Quand je suis à l’école, je ne sais plus où ma mère va plonger. Dès que je suis sortie de classe, je cours vers le rivage, je marche sur la route côtière, et j’essaie d’apercevoir ma mère parmi les femmes de la mer. J’écoute les cris et quand j’entends son houhou-rrraourrra ! je sais qu’elle est là. Mais il arrive que je ne la retrouve pas. Je reste à regarder la mer, le cœur serré, j’observe les vagues. Les cormorans sont perchés sur le récif leurs ailes entrouvertes pour se sécher au vent, on dirait de vieux pêcheurs grognons. Quand je reviens à la maison, ma mère est déjà là, elle n’est pas allée à la pêche parce que la mer était mauvaise, ou parce qu’elle se sentait fatiguée, et je suis tellement soulagée de la voir que ça me donne envie de rire. Mais évidemment je ne lui dis rien, parce que c’est pour moi qu’elle mène cette vie difficile, pour payer mon école et ma nourriture.

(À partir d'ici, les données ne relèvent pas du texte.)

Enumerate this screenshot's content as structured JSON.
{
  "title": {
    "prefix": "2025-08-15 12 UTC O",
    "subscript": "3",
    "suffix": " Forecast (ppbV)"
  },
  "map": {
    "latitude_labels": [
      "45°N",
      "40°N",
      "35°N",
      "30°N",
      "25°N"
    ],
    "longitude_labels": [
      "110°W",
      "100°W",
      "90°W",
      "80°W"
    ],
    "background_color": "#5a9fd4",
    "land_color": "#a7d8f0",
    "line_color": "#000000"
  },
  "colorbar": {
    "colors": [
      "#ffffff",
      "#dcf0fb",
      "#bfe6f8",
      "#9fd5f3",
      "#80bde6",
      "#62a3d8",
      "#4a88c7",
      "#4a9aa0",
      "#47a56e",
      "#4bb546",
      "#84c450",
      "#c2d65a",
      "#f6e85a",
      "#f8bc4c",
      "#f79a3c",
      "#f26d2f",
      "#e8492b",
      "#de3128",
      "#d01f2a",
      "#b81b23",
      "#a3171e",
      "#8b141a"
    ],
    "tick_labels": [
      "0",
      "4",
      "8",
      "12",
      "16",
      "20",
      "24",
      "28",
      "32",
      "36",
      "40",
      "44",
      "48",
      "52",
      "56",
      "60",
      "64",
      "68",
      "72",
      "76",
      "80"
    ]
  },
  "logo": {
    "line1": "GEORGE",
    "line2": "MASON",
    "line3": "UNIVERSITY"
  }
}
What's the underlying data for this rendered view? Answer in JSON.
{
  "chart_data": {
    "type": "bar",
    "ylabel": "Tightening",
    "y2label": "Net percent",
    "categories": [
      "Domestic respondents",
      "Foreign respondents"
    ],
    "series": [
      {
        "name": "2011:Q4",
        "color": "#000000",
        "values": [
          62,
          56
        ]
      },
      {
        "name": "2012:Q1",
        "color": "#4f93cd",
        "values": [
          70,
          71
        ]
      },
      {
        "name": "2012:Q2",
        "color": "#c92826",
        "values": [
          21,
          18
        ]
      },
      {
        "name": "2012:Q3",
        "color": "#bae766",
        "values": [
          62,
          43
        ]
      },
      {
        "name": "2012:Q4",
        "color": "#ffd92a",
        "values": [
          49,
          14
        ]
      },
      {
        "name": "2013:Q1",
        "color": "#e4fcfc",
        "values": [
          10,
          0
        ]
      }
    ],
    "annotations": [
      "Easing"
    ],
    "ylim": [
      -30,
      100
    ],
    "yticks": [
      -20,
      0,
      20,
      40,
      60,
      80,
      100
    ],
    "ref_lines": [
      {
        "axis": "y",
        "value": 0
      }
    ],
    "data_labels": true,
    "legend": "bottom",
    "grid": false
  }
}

Quelquefois, maman me parle de son dauphin. Elle l’a rencontré au début, quand elle a commencé la pêche, et de temps en temps il vient lui rendre visite près du rivage. Elle en parle avec enthousiasme, elle rit d’un rire enfantin. Maman a de jolies dents très blanches, quand elle rit, ça lui donne un air très jeune. Moi j’ai des dents trop grandes et de travers comme des dominos prêts à tomber ! Maman est très belle. Pour plonger, elle a coupé ses cheveux court, ça lui fait un casque de cheveux noirs un peu hérissés à cause de la mer. J’adore lui laver les cheveux. Moi j’ai des cheveux longs et frisés, ça doit être à cause de mon père, s’il est africain, comme dit Jo, ou bien à cause de mon grand-père chinois. Il semble que les Chinois aient souvent les cheveux frisés, je ne sais plus où j’ai lu ça. Ma mère dit qu’elle aime beaucoup mes cheveux, elle ne veut pas que je les coupe. Régulièrement c’est elle qui les lave, ensuite elle les frictionne au lait de coco pour qu’ils éclaircissent.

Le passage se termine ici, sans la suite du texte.